INDIAN RIVER COUNTY – Three months after the replenishment of the 3.8 miles of beach between northern John’s Island and the middle of Orchid, not everyone is counting the project a success.
While those lounging on the freshly laid sand seem pleased, and sea turtles appear to be having a strong nesting season, some surfers and divers contend that shifting sand is covering some reefs and affecting areas where waves would break for surfing and water would be clear for diving. Late last week, there was a clear line of the demarcation for the light green silt-filled water that had carried out to the first line of reefs.
“I call it whale snot,” said county lifeguard and recreational diver Jonathan Billings, who claims he sees the sand and silt ebb and flow from the beach almost daily. “Because the type of sand they used is real fine, sometimes you can see it out over the second reef. It wipes out your visibility for reef diving.”
While still early in the monitoring process to get hard data, those closest to the project downplay the diving and surfing issues.
They say the early observations are that the beach is holding up well. They dismiss the restoration project as the cause of these issues and say the situation is not that different than it has been traditionally.
“I would offer the sand quality that was placed on the beach is very similar to the native beach sand that exists along the beach,” said Michael Walther of Coastal Technology Corporation, the consultant on the project. “My expectation is that the concerns of surfers relative to the effects of project will be allayed with some swell and surf within the next month or so.”
And no one is denying that the beach itself is in much better condition and able to support more locals and tourists seeking a break from the hot summer sun.
“Almost everyone is very pleased,” said County Commissioner Peter O’Bryan. “The beaches are packed on weekends and the people walking the beaches say the sand feels great.”
The current restoration project ran from Feb. 9 to May 6 and delivered over 300,000 cubic yards of trucked in sand. The goal was to return that section of beach as closely as possible to the way it was according to surveys performed almost three decades ago by the Florida Department of Environmental Protection.
“Our approach in the design of the project was to restore the beach to the condition that existed in 1972, where we could do so without impacting the near-shore reefs,” Walther said. “With Wabasso Beach and much of the area to the north, we were limited to how much sand we could place because our criteria included not to adversely affect the near-shore reefs. We didn’t want sand to end up burying those reefs.”
Another constituency – perhaps the key constituency – that seems to be adjusting well to the new beach conditions are the sea turtles that spend the summer months nesting and hatching along the shore.
“Some of the concerns we had were the quality of the sand and what the relationship of the sand to the turtle nesting would be,” said Bill Glynn, chairman of the Indian River County Beaches and Shores Commission. “We presently have more turtle nests in the area than we have had in the last five years.”
County environmental specialist Rick Herren, who is in charge of monitoring turtle nesting season, cautions that due to variations in how tests are conducted, it is still very early in the process to say how the numbers will turn out once the monitoring is complete.
Officials will be keeping a close eye on the nesting turtles, who reach peak activity in July and August, as this is one barometer of the success of the project.

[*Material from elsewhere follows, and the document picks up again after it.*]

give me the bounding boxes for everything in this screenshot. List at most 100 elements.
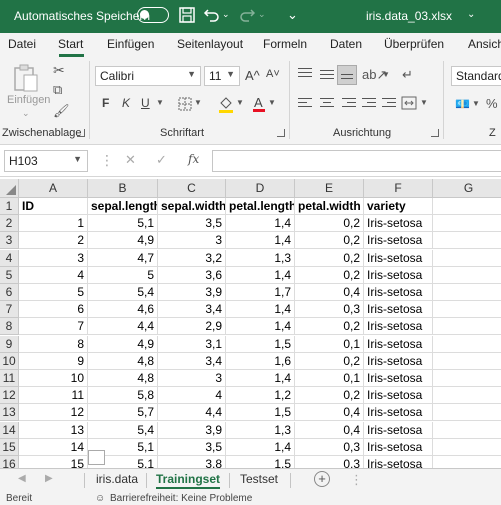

If the overland sand were found incompatible with the sea life, it could potentially shut the project down indefinitely.
“The key to the project is not the number of nests, but the number of hatchlings from those nests and July is typically the peak of the sea turtle nesting season,” Walther said. “The incubation period is 60 days so it will likely be September before we have a good, clear picture of the key measure of the success of the project relative to turtles.”
The County will be turning in its final turtle nesting numbers on Oct. 31 and should hear back by Nov. 15 whether the results were acceptable in protecting the endangered sea turtles. Some of the folks using Wabasso Beach recently were generally in favor of the condition of the beach.
“I think it is better, the beach is wider and the sand feels better overall,” said Candy Tabussi of Sebastian, who was there with her family.
That leaves the water sport enthusiasts as the hard sell on the benefits of the project.
Glynn says he doesn’t think the conditions are much different than they have been in the recent past.
“I live on the beach north of Wabasso Park and there is nothing here that hasn’t always been here,” said the Beaches and Shores Commission chairman. “There is sand that works itself into the water and then washes itself back on shore. You have the north winds that push the sand out and when you get an east or southeast wind it goes back on shore.”
Experts say there are a number of factors that could cause the change in the waves, including seasonal considerations or the natural ebb and flow of optimum surf conditions along Florida’s coastline.